Grigori Pantijelew: Geschichte lehrt uns nur dann, wenn wir bereit sind zu lernen – das Licht muss von innen kommen. Die Lehre aus einem erfolgreich beendeten Krieg, und das ist ein Sieg über den Aggressor, der seine Niederlage akzeptiert, wird oft als ein „Nie wieder“ formuliert. Mit einem bekannten Unterschied in der Deutung – die einen sagen „nie wieder angreifen“, die anderen sagen „nie wieder sich nicht verteidigen“. Beides kann situativ richtig oder falsch sein. Gerade heute ist das sehr aktuell und ein großes Streitthema in der Gesellschaft und in den Medien.
Die Herausforderung ist hier besonders schwergewichtig: Eine falsche Entscheidung wäre fatal. Wer sich angesichts einer existenziellen Drohung pazifistisch stellt, wird möglicherweise untergehen. Allerdings, wer das eigene Volk zu Barbaren erzieht, um in den Krieg zu schicken, wird es wahrscheinlich irgendwann bereuen.

Dazwischen liegen Ruinen und unzählige menschliche Opfer als Preis. Der 8. Mai erinnert uns, die erkämpfte Freiheit mit Inhalt zu füllen.

Vielfalt zu schützen heißt, sich gegen die ersten Keime der Ausgrenzung zu stellen – mit konkreten Handlungen, nicht mit Pathos. Die Erinnerung bleibt kraftlos, ohne die Bereitschaft, unbequeme Lehren zu ziehen.

Was bedeutet Vielfalt und Toleranz für Sie?

Das Judentum steht zu Klarheit und Eindeutigkeit und ist gleichzeitig offen für Facetten, Widerspruch und geregelte Absprachen. Die gelebte Vielfalt würde ich als eine riesige Bereicherung loben. Dazu sollte aber unbedingt eine gesellschaftliche Absprache über die Grenzen der Toleranz gehören – man darf nicht tolerant gegenüber der Verletzung der Toleranz sein.
Insofern hat die praktizierte Toleranz viel mit den Werten und der Erziehung und der Akzeptanz der Werte zu tun. Kriege beginnen nicht, weil Menschen intolerant werden. Die Intoleranz wird als Entmenschlichung eingesetzt, um Kriege zu ermöglichen. So müssen wir als Demokraten aufpassen, wen wir mit unserem Vertrauensmandat zur Regierung befähigen. Wenn die Regierung beginnt, uns Ängste zu machen und über die Feinde zu erzählen, sollten wir uns Gedanken machen, ob wir die Lehren aus dem 8. Mai gezogen haben.
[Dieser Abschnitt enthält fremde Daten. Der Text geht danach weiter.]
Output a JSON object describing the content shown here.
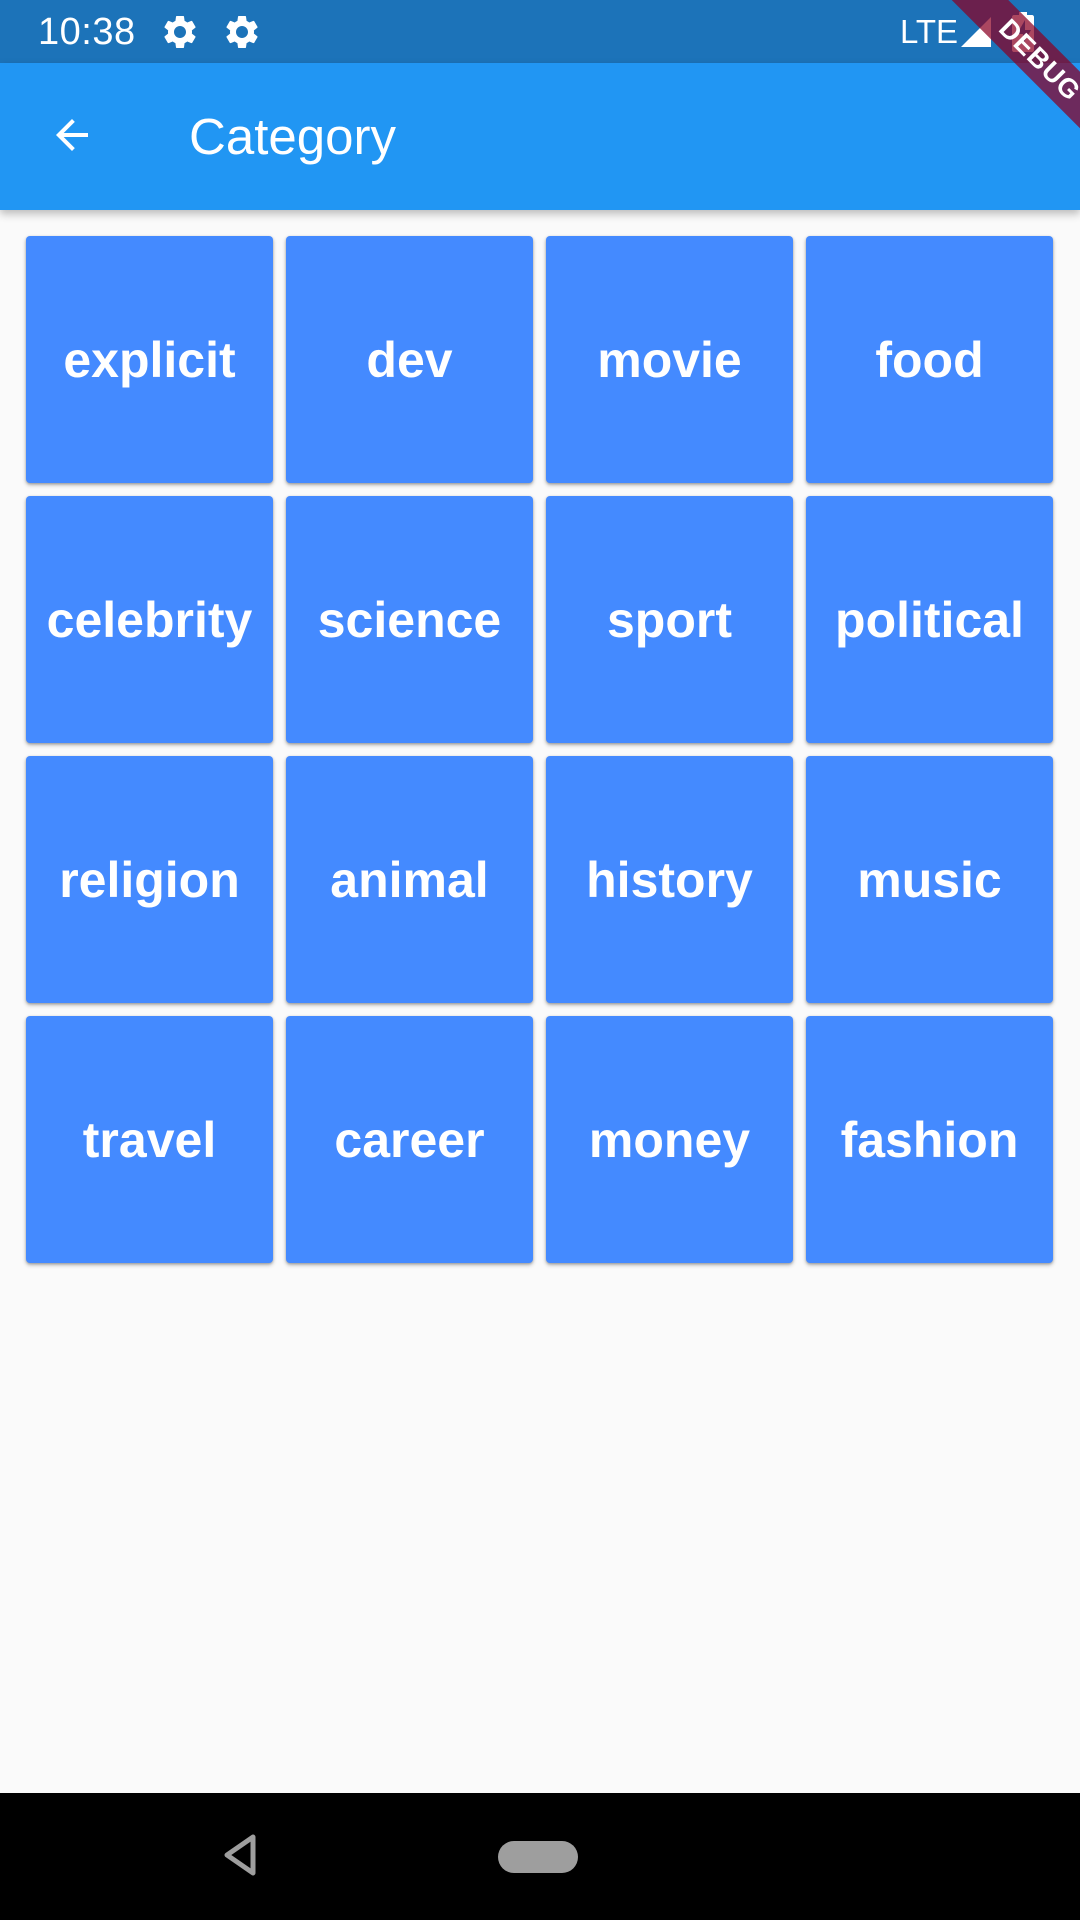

In der jüdischen Tradition wird Lernen als lebenslanger Prozess verstanden.

Ähnlich sollten wir Vielfalt nicht als statischen Zustand, sondern als kontinuierlichen Dialog begreifen – einen Dialog, der manchmal unbequem sein darf, aber immer die Würde des Gegenübers respektiert. Im Zweifelsfall wieder das Buch von Margarete und Alexander Mitscherlich lesen –
„Die Unfähigkeit zu trauern“. Das wäre das Buch aus Deutschland nach dem 8.Mai – als Pendant zu Paul Celans „Todesfuge“.

Was tun Sie, um Menschen aus anderen Kulturkreisen näherzukommen sowie besser zu verstehen und wie baut man Ihrer Meinung nach diesen Menschen gegenüber Toleranz auf?
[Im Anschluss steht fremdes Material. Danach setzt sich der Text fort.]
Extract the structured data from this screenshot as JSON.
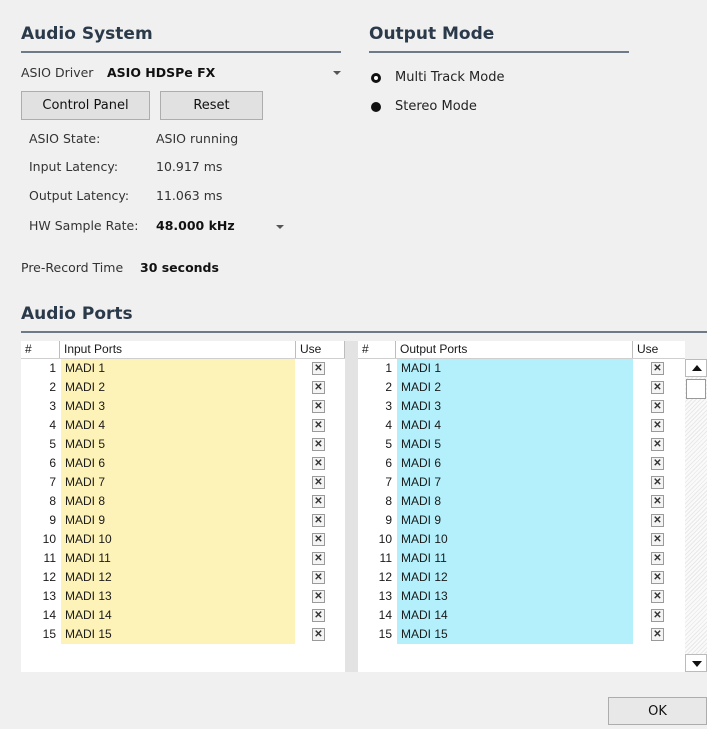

Wir sind in Bremen eine Minderheit, zur Jüdischen Gemeinde zählen etwa 800 Menschen, und wenn wir auch die mitzählen, die nicht zur Gemeinde gehören, sind wir trotzdem eine sehr kleine Gruppe. Ich bringe ein konkretes Beispiel: Vor vier Jahren haben Muslime und Juden in Bremen vereinbart, einander regulär zu besuchen, einmal pro Jahr, ohne Tamtam, ganz niederschwellig und sogar mit der Unterstützung der Senatskanzlei. Wir trafen uns vor Ort, saßen gemeinsam und hatten gute Gespräche zu Tisch.

Es war ein deutliches Fazit jedes Mal – wir haben mehr gemeinsam, als wir denken, und noch einmal mehr gemeinsam, als Dritte über uns denken.
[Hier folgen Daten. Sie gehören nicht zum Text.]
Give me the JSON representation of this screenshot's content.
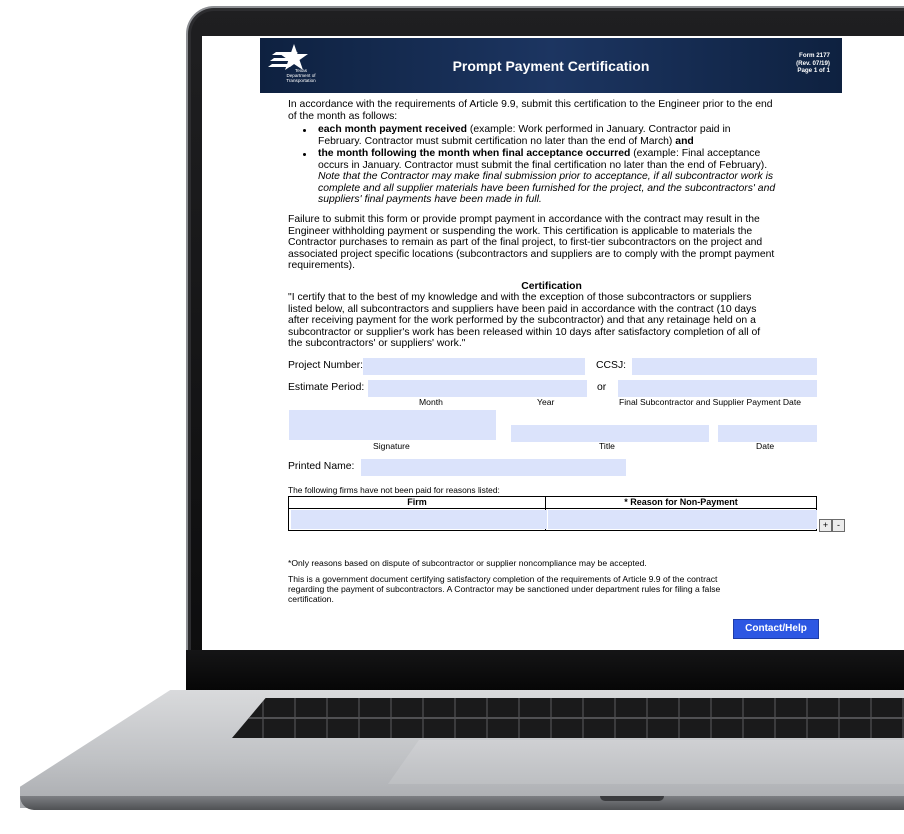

Gemeinsamkeit ist eigentlich mehr als Toleranz, es ist schon eine gelebte Verständigung, würde ich sagen. Nun, nach zwei erfolgreichen Begegnungen, kommt keine Fortsetzung – seit dem 7. Oktober 2023 werden unsere Anfragen zur Fortsetzung nicht beantwortet. Jetzt, wo gerade die Sprachlosigkeit und die Ratlosigkeit die zwei bedauernswerten Krisenworte der Zeit sind, wäre es besonders wichtig, im Gespräch zu bleiben. Dieses Beispiel zeigt: Für ein Gespräch braucht man zwei Seiten.

Ein anderes Beispiel sind die „Jüdischen Gespräche“ in und mit der Stadtbibliothek. Seit zwei Jahren kommen hier alle zwei Monate etwa 30 jüdische und nicht-jüdische Bremer zusammen.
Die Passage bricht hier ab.